The human immune system is exceedingly diverse among individuals (Liston et al., 2021), and our understanding of immune variation and the association between immune variation and immune function is still limited. In this study, we were able to dissect inter‐individual immune variation into nine immunotypes that exhibited unique immune signatures and explained inter‐individual immune variation better than age alone. Moreover, we identified immunotypes of both younger and older individuals with signatures of aging‐associated immune subset compositions and CMV infection. In addition, we showed that immune stability was associated with immune immunotypes and circulating CD38+ CD4+ T follicular cell increase 7 days after influenza vaccination.

Thus far, several studies have aimed to cluster inter‐individual immune variation; however, they did not report discrete immunotypes (Kaczorowski et al., 2017; Kanodia et al., 2019; Liefferinckx et al., 2021). In these studies, characteristics of the study population, immune parameters investigated, and clustering methods could be the reasons for the lack of immunotype identification. Our study confirms previous reports that inter‐individual immune variation is associated with age and CMV‐seropositivity (Carr et al., 2016; Jergović et al., 2019; Liston et al., 2016).

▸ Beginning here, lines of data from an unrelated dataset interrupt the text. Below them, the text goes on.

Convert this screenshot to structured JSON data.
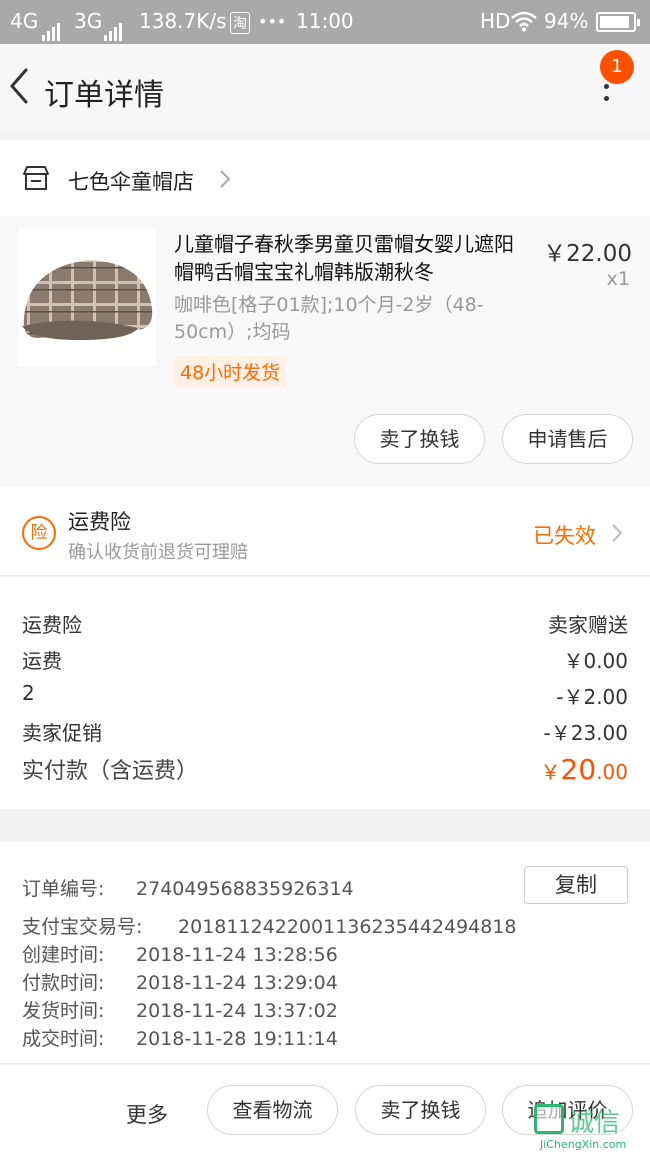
{
  "status_bar": {
    "net1": "4G",
    "net2": "3G",
    "speed": "138.7K/s",
    "app_badge": "淘",
    "dots": "•••",
    "time": "11:00",
    "hd": "HD",
    "battery": "94%",
    "icons": [
      "signal-icon",
      "wifi-icon",
      "battery-icon"
    ]
  },
  "header": {
    "title": "订单详情",
    "badge_count": "1",
    "icons": [
      "back-arrow-icon",
      "more-vertical-icon"
    ]
  },
  "store": {
    "name": "七色伞童帽店",
    "icon": "store-icon"
  },
  "product": {
    "title": "儿童帽子春秋季男童贝雷帽女婴儿遮阳帽鸭舌帽宝宝礼帽韩版潮秋冬",
    "price": "￥22.00",
    "quantity": "x1",
    "sku": "咖啡色[格子01款];10个月-2岁（48-50cm）;均码",
    "ship_tag": "48小时发货",
    "buttons": {
      "resell": "卖了换钱",
      "after_sale": "申请售后"
    }
  },
  "insurance": {
    "icon_label": "险",
    "title": "运费险",
    "subtitle": "确认收货前退货可理赔",
    "status": "已失效"
  },
  "fees": {
    "rows": [
      {
        "label": "运费险",
        "value": "卖家赠送"
      },
      {
        "label": "运费",
        "value": "￥0.00"
      },
      {
        "label": "2",
        "value": "-￥2.00"
      },
      {
        "label": "卖家促销",
        "value": "-￥23.00"
      }
    ],
    "paid_label": "实付款（含运费）",
    "paid_symbol": "￥",
    "paid_int": "20",
    "paid_dec": ".00"
  },
  "order_info": {
    "copy_label": "复制",
    "rows": [
      {
        "label": "订单编号:",
        "value": "274049568835926314"
      },
      {
        "label": "支付宝交易号:",
        "value": "2018112422001136235442494818"
      },
      {
        "label": "创建时间:",
        "value": "2018-11-24 13:28:56"
      },
      {
        "label": "付款时间:",
        "value": "2018-11-24 13:29:04"
      },
      {
        "label": "发货时间:",
        "value": "2018-11-24 13:37:02"
      },
      {
        "label": "成交时间:",
        "value": "2018-11-28 19:11:14"
      }
    ]
  },
  "actions": {
    "more": "更多",
    "logistics": "查看物流",
    "resell": "卖了换钱",
    "review": "追加评价"
  },
  "watermark": {
    "text": "诚信",
    "sub": "JiChengXin.com"
  },
  "colors": {
    "accent": "#ff5000",
    "orange": "#ff6a00",
    "status_bar": "#a9a9a9"
  }
}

Therefore, age distribution and CMV‐seropositivity could determine which types of immune phenotypes are present in a study population. Next to that sample size and general health status of a population could be involved. The VITAL cohort contains individuals from a large age range with a focus on middle‐aged and older adults, which are the groups we expect to observe diverse immune phenotypes and aging‐associated remodeling of the immune system. Therefore, this cohort is especially suitable to investigate the effect of age on inter‐individual immune variation and diverse immune phenotypes. Another aspect of immune variation that we investigated extensively was the inclusion of absolute counts of immune cell subsets, which was often overlooked in other studies. Distinct immunotypes, age, and CMV‐seropositivity explained 19%, 5%, and 5% of immune variance, respectively. This means that a substantial amount of variance remained unexplained. Accordingly, despite being useful tools to describe and study immune variation, immunotypes are a representation of continuous immune variation in our cohort. A recent study investigated immune variation along one continuum using multiple omics technologies (Alpert et al., 2019). On the contrary, Alpert et al., 2019 reported additional trajectories and homeostatic states may exist, since the constructed trajectory is again an approximation of potentially multiple immune trajectories in the population (Liston et al., 2021). A previous study showed that genetic drivers could account for as much as 37% of the immune variation (Orrù et al., 2020). Another study described that non‐heritable factors explain the immune variation more than heritable factors (Brodin et al., 2015). Although we included herpes virus infection status, not all non‐heritable factors were investigated in our study.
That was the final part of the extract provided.